Account access
Aubrey uses account-based access so your assistants, conversations, shared agents, schedules, lists, and settings are tied to the people who are allowed to use them.
You control who you invite to shared assistants, shared lists, collaboration threads, and messaging pairings. Remove access when someone should no longer see or contribute to that shared context.
Tenant isolation
Aubrey is built as a hosted service with isolation between customer accounts and workspaces. We scope account-owned information to the right workspace before using it in the product.
Tenant-owned records are filtered by workspace context in backend queries, and database row-level policies are enabled for tenant-owned tables. Client-facing database roles are denied direct access to protected tables by default.
Assistant content, object storage, schedules, memory, files, and connected-service context are designed to stay associated with the right account and assistant.
Credential encryption
Connected-account tokens, OAuth refresh tokens, platform provider credentials, HTTP integration credentials, Telegram bot tokens, and WhatsApp session snapshots are stored in encrypted credential fields instead of plaintext columns.
Encryption and decryption happen on backend systems with a configured credential encryption key. The web app receives connection status and safe metadata, not raw access tokens, refresh tokens, provider API keys, or service credentials.
Connected services and credentials
When you connect services such as email, calendar, Drive, Docs, Sheets, or messaging channels, Aubrey uses those connections to follow your instructions and provide the features you turned on.
Connection credentials and provider tokens are handled on backend systems and are not exposed in the web app. Automated refresh keeps supported OAuth connections working when possible, and permanently failed or revoked credentials are marked for reconnect instead of being used silently.
You can revoke or change connected services when you no longer want Aubrey to use them.
Email, calendar, and messages
Each assistant can have an Aubrey email address for forwarded messages and direct requests. You choose what to send or forward, and we recommend forwarding selected messages instead of everything in your inbox.

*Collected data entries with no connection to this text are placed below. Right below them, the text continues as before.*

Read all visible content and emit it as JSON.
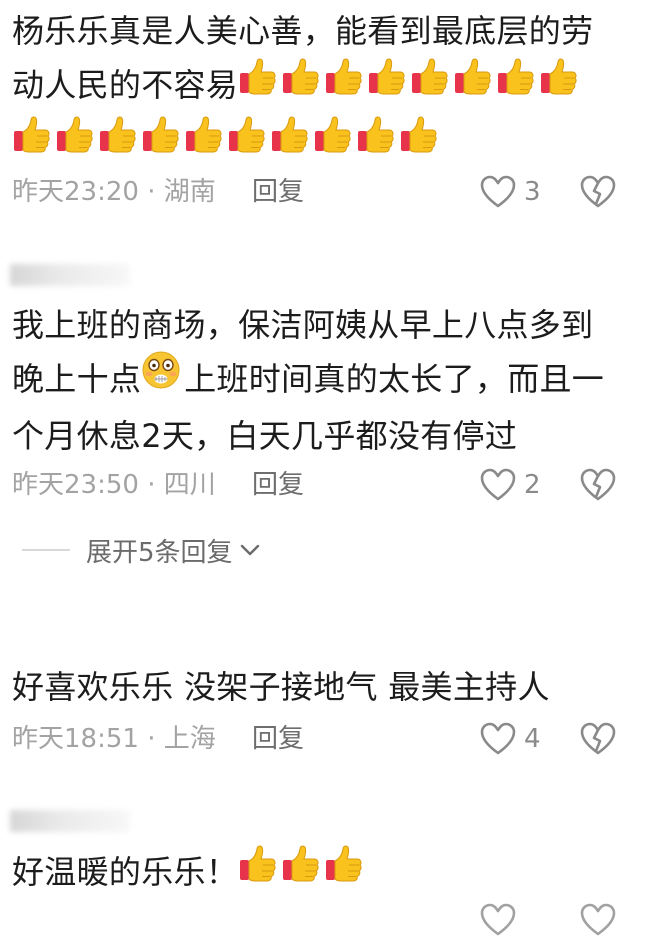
{
  "comments": [
    {
      "text_line1": "杨乐乐真是人美心善，能看到最底层的劳",
      "text_line2": "动人民的不容易",
      "time": "昨天23:20 · 湖南",
      "reply": "回复",
      "likes": "3",
      "thumbs_line2": 8,
      "thumbs_line3": 10
    },
    {
      "text_line1": "我上班的商场，保洁阿姨从早上八点多到",
      "text_line2a": "晚上十点",
      "text_line2b": "上班时间真的太长了，而且一",
      "text_line3": "个月休息2天，白天几乎都没有停过",
      "time": "昨天23:50 · 四川",
      "reply": "回复",
      "likes": "2",
      "expand_label": "展开5条回复"
    },
    {
      "text": "好喜欢乐乐 没架子接地气 最美主持人",
      "time": "昨天18:51 · 上海",
      "reply": "回复",
      "likes": "4"
    },
    {
      "text": "好温暖的乐乐！",
      "thumbs": 3
    }
  ],
  "icons": {
    "like": "heart-outline-icon",
    "dislike": "broken-heart-icon",
    "thumbs": "thumbs-up-emoji",
    "shocked": "shocked-face-emoji",
    "expand": "chevron-down-icon"
  },
  "colors": {
    "thumb_yellow": "#f9c21c",
    "cuff_red": "#e8344a",
    "meta_gray": "#a3a3a3"
  }
}
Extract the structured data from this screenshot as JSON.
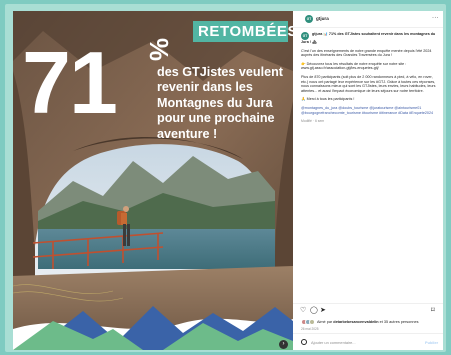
{
  "post": {
    "badge": "RETOMBÉES",
    "big_number": "71",
    "percent": "%",
    "headline_lines": [
      "des GTJistes veulent",
      "revenir dans les",
      "Montagnes du Jura",
      "pour une prochaine",
      "aventure !"
    ]
  },
  "side": {
    "username": "gtjura",
    "avatar_text": "GT",
    "caption": {
      "intro_user": "gtjura",
      "intro_bold": "📊 71% des GTJistes souhaitent revenir dans les montagnes du Jura ! 🏔",
      "p1": "C'est l'un des enseignements de notre grande enquête menée depuis l'été 2024 auprès des itinérants des Grandes Traversées du Jura !",
      "p2": "👉 Découvrez tous les résultats de notre enquête sur notre site : www.gtj.asso.fr/association-gtj/les-enquetes-gtj/",
      "p3": "Plus de 870 participants (soit plus de 2 000 randonneurs à pied, à vélo, en rover, etc.) nous ont partagé leur expérience sur les #GTJ. Grâce à toutes ces réponses, nous connaissons mieux qui sont les GTJistes, leurs envies, leurs habitudes, leurs attentes... et aussi l'impact économique de leurs séjours sur notre territoire.",
      "p4": "🙏 Merci à tous les participants !",
      "hashtags": "@montagnes_du_jura @doubs_tourisme @juratourisme @aintourisme01 @bourgognefranchecomte_tourisme #tourisme #itinerance #Data #Enquete2024",
      "meta": "Modifié · 6 sem"
    },
    "likes_prefix": "Aimé par ",
    "likes_user": "detarbebesancenvaldelin",
    "likes_suffix": " et 35 autres personnes",
    "date": "26 mai 2025",
    "comment_placeholder": "Ajouter un commentaire...",
    "publish_label": "Publier"
  },
  "colors": {
    "frame": "#7fcbc1",
    "badge": "#52b5a3",
    "accent_green": "#6dbb8a"
  }
}
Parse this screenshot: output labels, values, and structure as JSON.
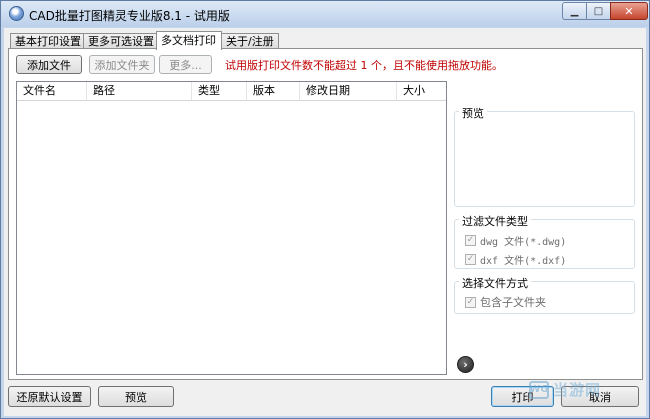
{
  "window": {
    "title": "CAD批量打图精灵专业版8.1 - 试用版",
    "app_icon": "globe-icon",
    "controls": {
      "minimize_icon": "minimize-icon",
      "maximize_icon": "maximize-icon",
      "close_icon": "close-icon"
    }
  },
  "tabs": [
    {
      "label": "基本打印设置",
      "active": false
    },
    {
      "label": "更多可选设置",
      "active": false
    },
    {
      "label": "多文档打印",
      "active": true
    },
    {
      "label": "关于/注册",
      "active": false
    }
  ],
  "toolbar": {
    "add_file": "添加文件",
    "add_folder": "添加文件夹",
    "more": "更多...",
    "warning": "试用版打印文件数不能超过 1 个，且不能使用拖放功能。"
  },
  "file_list": {
    "columns": [
      "文件名",
      "路径",
      "类型",
      "版本",
      "修改日期",
      "大小"
    ],
    "rows": []
  },
  "preview": {
    "legend": "预览"
  },
  "filter_group": {
    "legend": "过滤文件类型",
    "items": [
      {
        "label": "dwg 文件(*.dwg)",
        "checked": true,
        "enabled": false
      },
      {
        "label": "dxf 文件(*.dxf)",
        "checked": true,
        "enabled": false
      }
    ]
  },
  "select_group": {
    "legend": "选择文件方式",
    "items": [
      {
        "label": "包含子文件夹",
        "checked": true,
        "enabled": false
      }
    ]
  },
  "expand_icon": "chevron-right-icon",
  "bottom": {
    "restore_defaults": "还原默认设置",
    "preview": "预览",
    "print": "打印",
    "cancel": "取消"
  },
  "watermark": {
    "logo_text": "WG",
    "text": "当游网"
  }
}
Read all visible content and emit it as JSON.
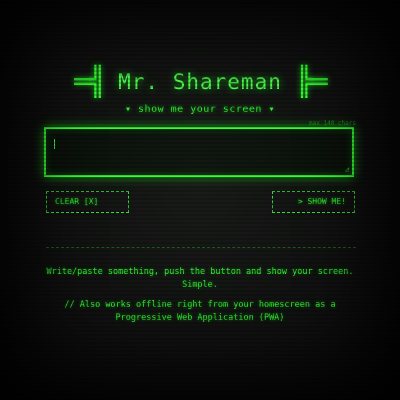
{
  "header": {
    "title": "Mr. Shareman",
    "left_bracket": "═╣",
    "right_bracket": "╠═",
    "subtitle": "▾ show me your screen ▾"
  },
  "input": {
    "max_label": "max 140 chars",
    "value": "",
    "resize_glyph": "◿"
  },
  "buttons": {
    "clear_label": "CLEAR [X]",
    "show_label": "> SHOW ME!"
  },
  "description": {
    "line1": "Write/paste something, push the button and show your screen. Simple.",
    "line2": "// Also works offline right from your homescreen as a Progressive Web Application (PWA)"
  },
  "colors": {
    "accent": "#33ff33",
    "background": "#0b0c0b"
  }
}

Calendar feeds, reminders, recurring check-ins, and message replies can contain personal information. Treat shared links, group chats, and invited collaborators as access to the context they are connected to.
Files and signed links
Uploaded and generated files use storage paths that include the tenant and assistant identifiers, so files are organized around the account and assistant they belong to.
Browser uploads and downloads use server-generated signed URLs. The frontend never receives S3 access keys or storage service secrets.
Controlled actions
Aubrey is designed to act through the product features and integrations you enable. Hosted Aubrey keeps high-risk local tools and broad host access disabled unless a reviewed connector or sandbox path is added.
Mutating actions such as sending messages, changing calendar items, updating lists, writing files, or using connected services go through hosted tool handlers. Repeated action attempts use server-side idempotency records with redacted results to reduce accidental duplicate effects.
AI output can still be wrong or incomplete. Review important drafts, reminders, calendar items, and decisions before relying on them.
Production safeguards
Production startup checks require HTTPS public URLs, reject local development authentication mode, require important service secrets for enabled features, and block unsafe hosted tools unless an explicit audited override is configured.
Hosted SaaS mode blocks terminal access, local file access, arbitrary code execution, browser automation, MCP, plugins, local cron files, and delegation unless a future reviewed sandbox or connector path is added.
Monitoring and redaction
Operational logging is designed to report capability and status information rather than secrets. Error reporting is configured to avoid default personal data collection and to redact secret-shaped fields such as authorization headers, cookies, passwords, tokens, API keys, service-role keys, and credential material.
Integration request logs, lifecycle events, and idempotency records store redacted summaries instead of raw OAuth payloads, provider credentials, headers, signed URLs, message bodies, file contents, or full provider responses.
Privacy controls
- Choose what you message, upload, forward, or connect to Aubrey.
- Manage shared assistant access and remove collaborators when needed.
- Stop forwarding emails or change inbox rules at your email provider.
- Revoke integrations, rotate connected accounts, and disable calendar feed links when they should no longer be used.
- Request access, correction, export, or deletion of account data by contacting support@helloaubrey.com.
Our operating practices
We avoid exposing service credentials, provider tokens, and private connection details to the frontend. We also avoid logging secrets and keep sensitive operational access limited to what is needed to run and support the service.
No online service can guarantee perfect security. Avoid sending secrets or highly sensitive information unless Aubrey needs it for the task and you understand the risk.